Weiner’s interactions with people and his humour helps the reader stay with the book and go along with him in the journey, though it becomes quickly obvious that he is not about to unveil any secrets to happiness. But at the end of the journey he reaffirms time-tested wisdom that your social interactions, quality of living, faith, trust, all have their contribution to happiness. He discovers that money is essential but is not the biggest contributor to happiness. But his discoveries and the strength of the topic aside, the book scores in the narration that finally keeps you turning pages.


Categories: book review

Recent Read – “Following the Equator” by Mark Twain

Following the Equator by Mark Twain

Author: Mark Twain
Publisher: Available for download from Project Gutenberg

Following the equator is a journal of Mark Twain’s travel across the world on a lecture tour. While we call today as the days of the world travel, Twain was a good hundred years ahead, embarking on such a journey in the last years of 19th century. My own reading of the book is limited to the chapters on India, which runs for nearly 200 pages.

Twain arrives in Mumbai, and travels to many places that include Calcutta, Allahabad, Lucknow, Varanasi and Jaipur. They stand as a tourist’s choice of destination even today. While the book is written more like a personal journal, Twain uses every chance to deviate from his explorations to add stories from history of India, related incidences from his own past, and never misses a chance to pass a sarcastic commentary on everything he observes. A paragraph on the  numerous crows that he encounters on the Balcony of the hotel window gives a perspective of Twain’s sarcasm.

They were very sociable when there was anything to eat—oppressively so. With a little encouragement they would come in and light on the table and help me eat my breakfast; and once when I was in the other room and they found themselves alone, they carried off everything they could lift; and they were particular to choose things which they could make no use of after they got them. In India their number is beyond estimate, and their noise is in proportion.

But it is not just humour that touches the reader. He digs deeper into government gazettes and documentary evidences on Thugs – the murderous dacoit clan that once stole from travellers from all over India. His visit to Varanasi includes extensive quotes from credible sources on the ways of Indian pilgrims, but quickly backed up with humorous notes on a suggested itinerary for the pilgrim. He frequently shifts between personal and neutral observations, sarcasm, history and events from his life as the pages progress. Interestingly, despite all the sarcasm that is packed in the book, he is never demeaning the local way of life and the native people, and often comes out as a kind person who sympathized with the subjects of the book.

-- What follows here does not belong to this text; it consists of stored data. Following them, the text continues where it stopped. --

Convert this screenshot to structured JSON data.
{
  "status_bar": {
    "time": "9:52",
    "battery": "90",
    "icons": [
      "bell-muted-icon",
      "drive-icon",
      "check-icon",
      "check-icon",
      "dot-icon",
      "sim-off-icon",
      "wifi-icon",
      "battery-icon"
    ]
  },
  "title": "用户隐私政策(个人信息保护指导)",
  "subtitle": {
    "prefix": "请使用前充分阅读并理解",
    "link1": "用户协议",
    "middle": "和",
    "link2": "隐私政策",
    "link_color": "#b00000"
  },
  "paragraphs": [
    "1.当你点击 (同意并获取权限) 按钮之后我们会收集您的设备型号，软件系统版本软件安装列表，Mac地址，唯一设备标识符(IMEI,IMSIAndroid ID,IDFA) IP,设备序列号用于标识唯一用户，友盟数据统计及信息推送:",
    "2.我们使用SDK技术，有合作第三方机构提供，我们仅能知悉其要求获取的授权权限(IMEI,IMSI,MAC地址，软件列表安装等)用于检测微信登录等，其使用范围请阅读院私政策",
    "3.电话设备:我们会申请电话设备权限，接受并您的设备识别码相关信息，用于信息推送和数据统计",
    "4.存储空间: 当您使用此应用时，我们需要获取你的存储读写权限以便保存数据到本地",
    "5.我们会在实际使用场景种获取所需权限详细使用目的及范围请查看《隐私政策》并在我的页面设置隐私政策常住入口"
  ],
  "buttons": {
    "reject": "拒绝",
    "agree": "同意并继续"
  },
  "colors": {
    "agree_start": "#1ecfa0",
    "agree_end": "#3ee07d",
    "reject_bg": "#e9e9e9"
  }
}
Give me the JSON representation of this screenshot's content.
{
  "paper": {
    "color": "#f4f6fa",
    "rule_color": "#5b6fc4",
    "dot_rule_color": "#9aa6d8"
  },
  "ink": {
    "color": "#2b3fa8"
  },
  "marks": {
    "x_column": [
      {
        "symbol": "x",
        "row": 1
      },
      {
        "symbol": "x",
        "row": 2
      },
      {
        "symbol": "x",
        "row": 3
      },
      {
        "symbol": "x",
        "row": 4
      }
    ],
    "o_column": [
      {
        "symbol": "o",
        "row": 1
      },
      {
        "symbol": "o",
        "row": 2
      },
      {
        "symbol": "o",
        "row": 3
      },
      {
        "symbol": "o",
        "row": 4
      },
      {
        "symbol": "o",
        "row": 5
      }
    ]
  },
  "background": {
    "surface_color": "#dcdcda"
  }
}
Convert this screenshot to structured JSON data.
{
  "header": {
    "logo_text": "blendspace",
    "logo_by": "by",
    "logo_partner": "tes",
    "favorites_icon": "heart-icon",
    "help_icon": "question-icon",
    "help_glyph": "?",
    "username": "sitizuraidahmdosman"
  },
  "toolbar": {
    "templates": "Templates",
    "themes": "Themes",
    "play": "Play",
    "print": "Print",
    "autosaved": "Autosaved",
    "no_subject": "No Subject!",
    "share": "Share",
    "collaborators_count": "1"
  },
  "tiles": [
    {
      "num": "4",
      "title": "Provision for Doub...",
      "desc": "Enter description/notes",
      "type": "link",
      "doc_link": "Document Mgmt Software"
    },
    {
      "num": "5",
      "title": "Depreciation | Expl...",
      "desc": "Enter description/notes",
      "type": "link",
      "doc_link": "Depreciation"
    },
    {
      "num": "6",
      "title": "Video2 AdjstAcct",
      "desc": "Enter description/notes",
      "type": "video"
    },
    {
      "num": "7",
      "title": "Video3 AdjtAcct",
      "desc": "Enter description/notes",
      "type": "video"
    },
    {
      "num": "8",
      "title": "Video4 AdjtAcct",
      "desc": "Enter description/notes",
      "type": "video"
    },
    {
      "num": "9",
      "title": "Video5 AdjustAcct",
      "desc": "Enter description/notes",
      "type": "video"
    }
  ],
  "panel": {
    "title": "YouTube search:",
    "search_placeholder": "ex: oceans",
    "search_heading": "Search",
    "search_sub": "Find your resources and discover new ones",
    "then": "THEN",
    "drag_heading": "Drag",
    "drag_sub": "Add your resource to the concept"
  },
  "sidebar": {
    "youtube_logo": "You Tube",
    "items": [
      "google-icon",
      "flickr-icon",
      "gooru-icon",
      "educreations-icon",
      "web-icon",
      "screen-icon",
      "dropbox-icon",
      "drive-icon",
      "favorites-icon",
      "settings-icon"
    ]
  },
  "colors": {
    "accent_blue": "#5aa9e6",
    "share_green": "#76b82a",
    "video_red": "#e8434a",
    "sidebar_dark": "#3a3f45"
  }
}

Because it is written like a diary, occasional digressions may disturb the reader from a smooth flow in many occasions. But the humourous take that he always comes up with, makes up for the digressions. For the Indian reader, ‘Following the Equator’ can be more than a travelogue – it comes with some learnings on the history and gives a perspective of everyday life in India a hundres years ago, besides entertaining thoroughly through the pages.